Dimension	Senior bar	Staff bar
Data-plane performance	Knows the proxy is on the hot path; reports added p99	Attributes every ms/alloc with pprof, fixes the top bottleneck, defends the tax table
Connection management	Pools & keeps alive; proves reuse	Tunes pool vs. upstream capacity, bulkheads per upstream, no fd leak under soak
Resilience	Wires breaker + timeouts per upstream	Proves blast-radius containment and kills the retry storm with budget + idempotency
Auth at the edge	Verifies JWT + caches JWKS	Handles rotation with single-flight + stale-while-revalidate, no IdP herd, defends the trust boundary
Operability	Hot-reload + graceful shutdown work	Zero dropped requests on reload/shutdown/rolling-replica, proven under load
Observability	RED metrics + request ID + access logs	End-to-end trace propagation; can debug a cross-service latency spike from the gateway's signals
Communication	Clear findings note + tax table	Could defend every curve and the retry/breaker policy to a staff panel

15. References¶

Theory bank: Interview Question/10-api-design/ (gateway responsibilities, BFF, versioning, idempotency keys), Interview Question/09-networking-fundamentals/ (keep-alive, HTTP/2, connection pooling, the round-trip cost), Interview Question/22-scalability-and-high-availability/ (load balancing, resilience patterns, graceful degradation), Interview Question/16-security/ (JWT/JWKS, trust boundaries), and Interview Question/18-observability/ (RED metrics, trace propagation). §14 (system design) has a dedicated API gateway topic.
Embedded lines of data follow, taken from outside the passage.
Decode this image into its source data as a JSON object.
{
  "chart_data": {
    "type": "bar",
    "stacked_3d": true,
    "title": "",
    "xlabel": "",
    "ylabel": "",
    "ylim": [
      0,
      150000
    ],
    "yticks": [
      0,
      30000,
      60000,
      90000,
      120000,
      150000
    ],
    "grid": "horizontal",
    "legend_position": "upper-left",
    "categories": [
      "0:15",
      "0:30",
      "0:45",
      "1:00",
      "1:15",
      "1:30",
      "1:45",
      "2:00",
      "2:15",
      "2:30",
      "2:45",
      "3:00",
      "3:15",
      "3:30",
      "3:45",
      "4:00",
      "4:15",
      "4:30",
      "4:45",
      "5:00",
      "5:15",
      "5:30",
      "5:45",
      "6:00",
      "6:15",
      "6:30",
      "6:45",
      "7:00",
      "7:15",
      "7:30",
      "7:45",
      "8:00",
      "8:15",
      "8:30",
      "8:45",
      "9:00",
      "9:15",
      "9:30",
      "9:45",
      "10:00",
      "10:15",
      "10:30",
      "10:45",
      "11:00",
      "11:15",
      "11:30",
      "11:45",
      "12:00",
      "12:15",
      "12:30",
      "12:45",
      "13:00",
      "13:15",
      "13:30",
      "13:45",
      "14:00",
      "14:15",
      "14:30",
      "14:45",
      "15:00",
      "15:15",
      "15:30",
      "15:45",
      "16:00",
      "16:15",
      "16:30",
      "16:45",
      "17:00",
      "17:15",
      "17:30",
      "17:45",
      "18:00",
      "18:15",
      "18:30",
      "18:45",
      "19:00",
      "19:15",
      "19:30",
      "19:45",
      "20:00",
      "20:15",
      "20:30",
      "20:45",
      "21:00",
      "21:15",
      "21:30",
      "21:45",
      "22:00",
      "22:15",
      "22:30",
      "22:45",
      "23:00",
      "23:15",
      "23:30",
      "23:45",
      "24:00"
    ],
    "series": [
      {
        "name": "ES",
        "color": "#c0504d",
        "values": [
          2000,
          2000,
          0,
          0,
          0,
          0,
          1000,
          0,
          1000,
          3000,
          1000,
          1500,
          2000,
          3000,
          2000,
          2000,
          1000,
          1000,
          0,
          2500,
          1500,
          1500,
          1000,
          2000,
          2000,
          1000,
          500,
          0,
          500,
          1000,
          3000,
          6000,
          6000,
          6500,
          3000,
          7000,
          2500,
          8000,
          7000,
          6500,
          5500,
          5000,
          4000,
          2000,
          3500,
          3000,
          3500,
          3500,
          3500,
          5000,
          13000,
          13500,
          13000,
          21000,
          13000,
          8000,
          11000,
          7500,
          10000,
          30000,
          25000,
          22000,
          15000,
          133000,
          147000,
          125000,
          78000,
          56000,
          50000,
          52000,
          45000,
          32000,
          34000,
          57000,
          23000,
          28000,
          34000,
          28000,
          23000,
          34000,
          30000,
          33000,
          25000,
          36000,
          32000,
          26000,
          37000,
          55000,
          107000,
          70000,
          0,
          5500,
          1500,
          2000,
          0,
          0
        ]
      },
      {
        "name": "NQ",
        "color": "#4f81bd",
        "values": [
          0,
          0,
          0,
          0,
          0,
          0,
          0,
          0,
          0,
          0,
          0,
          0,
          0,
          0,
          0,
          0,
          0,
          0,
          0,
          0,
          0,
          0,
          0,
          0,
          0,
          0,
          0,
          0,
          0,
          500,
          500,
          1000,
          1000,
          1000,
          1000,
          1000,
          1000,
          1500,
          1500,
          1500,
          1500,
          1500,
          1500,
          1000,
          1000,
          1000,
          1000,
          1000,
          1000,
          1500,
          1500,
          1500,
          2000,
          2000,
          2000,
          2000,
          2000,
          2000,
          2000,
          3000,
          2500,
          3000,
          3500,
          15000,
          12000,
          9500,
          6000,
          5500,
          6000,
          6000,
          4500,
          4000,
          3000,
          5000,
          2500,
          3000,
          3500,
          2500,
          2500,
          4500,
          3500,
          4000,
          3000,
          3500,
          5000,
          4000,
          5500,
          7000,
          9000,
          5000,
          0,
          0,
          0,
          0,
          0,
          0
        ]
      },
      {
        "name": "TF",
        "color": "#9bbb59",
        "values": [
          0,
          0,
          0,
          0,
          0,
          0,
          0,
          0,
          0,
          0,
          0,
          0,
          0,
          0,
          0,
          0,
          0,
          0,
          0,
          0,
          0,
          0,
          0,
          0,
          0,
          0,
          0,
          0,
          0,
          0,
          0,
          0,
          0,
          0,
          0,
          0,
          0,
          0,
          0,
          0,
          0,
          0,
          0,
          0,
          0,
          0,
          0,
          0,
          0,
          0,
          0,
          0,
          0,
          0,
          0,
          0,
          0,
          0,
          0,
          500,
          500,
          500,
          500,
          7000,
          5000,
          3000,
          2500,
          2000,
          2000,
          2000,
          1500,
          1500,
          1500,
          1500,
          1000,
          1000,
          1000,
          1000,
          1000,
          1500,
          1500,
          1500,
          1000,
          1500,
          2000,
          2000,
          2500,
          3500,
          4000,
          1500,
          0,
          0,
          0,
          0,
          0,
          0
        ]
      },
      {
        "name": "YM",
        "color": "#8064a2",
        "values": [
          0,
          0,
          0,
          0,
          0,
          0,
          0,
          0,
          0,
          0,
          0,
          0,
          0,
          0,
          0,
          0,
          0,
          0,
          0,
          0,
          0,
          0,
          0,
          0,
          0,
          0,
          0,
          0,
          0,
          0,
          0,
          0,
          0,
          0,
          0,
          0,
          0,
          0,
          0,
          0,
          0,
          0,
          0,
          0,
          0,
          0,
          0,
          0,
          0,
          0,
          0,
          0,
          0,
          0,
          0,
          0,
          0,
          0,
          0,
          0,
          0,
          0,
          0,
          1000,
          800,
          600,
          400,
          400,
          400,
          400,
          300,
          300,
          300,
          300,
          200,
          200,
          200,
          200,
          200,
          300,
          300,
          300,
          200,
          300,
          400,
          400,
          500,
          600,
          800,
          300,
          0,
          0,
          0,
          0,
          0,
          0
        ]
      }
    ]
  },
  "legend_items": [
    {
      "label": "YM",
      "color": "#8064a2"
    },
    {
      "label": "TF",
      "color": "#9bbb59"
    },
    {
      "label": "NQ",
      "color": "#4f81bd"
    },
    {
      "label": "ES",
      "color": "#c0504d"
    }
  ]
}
Sibling briefs (compose, don't duplicate): resilience/01-rate-limit-algorithm-bake-off, senior/02-distributed-rate-limiter, resilience/03-circuit-breaker-bulkhead-timeout, resilience/02-adaptive-concurrency-and-load-shedding, resilience/04-hierarchical-multitenant-quotas.
net/http/httputil.ReverseProxy (Director/Rewrite, ModifyResponse, ErrorHandler), http.Transport tuning (idle conns, HTTP/2), golang.org/x/sync/singleflight (JWKS refresh), sync/atomic (atomic.Pointer for config hot-swap).
W3C Trace Context (traceparent), RFC 9110 (Retry-After, hop-by-hop headers), RFC 7517 (JWK/JWKS), the IETF RateLimit-* draft.